In plain terms — A future that never expires. Instead of quarterly roll, every 8 hours (typical crypto) longs and shorts exchange a «rent» to keep price near spot.
Perp vs classic future
| Element | Classic future | Perpetual |
|---|---|---|
| Expiry | Yes — roll required | No |
| Cash alignment | Basis + roll | Funding rate |
| Carry cost | Roll + basis | |
| Typical markets | Index, CME commodities | Crypto (BTC, ETH…) |
On traditional futures, expiry structures liquidity and roll; on perps liquidity stays on one ticker, but carry is explicit and visible.
Funding mechanism
- Positive funding → longs pay shorts (perp above spot)

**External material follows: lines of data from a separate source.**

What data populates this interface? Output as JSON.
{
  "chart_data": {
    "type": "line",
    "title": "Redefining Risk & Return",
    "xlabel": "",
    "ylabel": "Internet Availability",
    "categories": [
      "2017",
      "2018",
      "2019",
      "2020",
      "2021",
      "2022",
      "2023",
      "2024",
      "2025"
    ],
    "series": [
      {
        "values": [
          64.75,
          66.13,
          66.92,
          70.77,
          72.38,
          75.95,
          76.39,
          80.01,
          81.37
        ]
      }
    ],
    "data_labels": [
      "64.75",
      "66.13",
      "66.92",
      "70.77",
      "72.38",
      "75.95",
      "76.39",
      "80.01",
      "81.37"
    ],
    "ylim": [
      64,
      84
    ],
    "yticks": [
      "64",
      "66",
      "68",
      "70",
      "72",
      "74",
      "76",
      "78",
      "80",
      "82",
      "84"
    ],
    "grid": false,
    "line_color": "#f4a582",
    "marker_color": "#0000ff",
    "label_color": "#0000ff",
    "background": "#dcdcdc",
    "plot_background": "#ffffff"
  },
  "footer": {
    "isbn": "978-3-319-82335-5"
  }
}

- Negative funding → shorts pay longs
- Frequency: often every 8h on crypto venues; formulas vary by exchange
Funding is not a broker fee: it is peer-to-peer transfer that incentivises spot–perp arbitrage.
Common mistake — Holding for days at extreme funding without modelling carry — chart flat, P&L still bleeds.
Example — Long BTC-PERP, funding +0.05%/8h, 3-day hold (9 periods). Carry ≈ −0.45% on notional, regardless of price move.
Summary card
- What: no-expiry derivative, margin + leverage.
- Cost: funding + fees + slippage.
- Check: expected funding before opening a hold.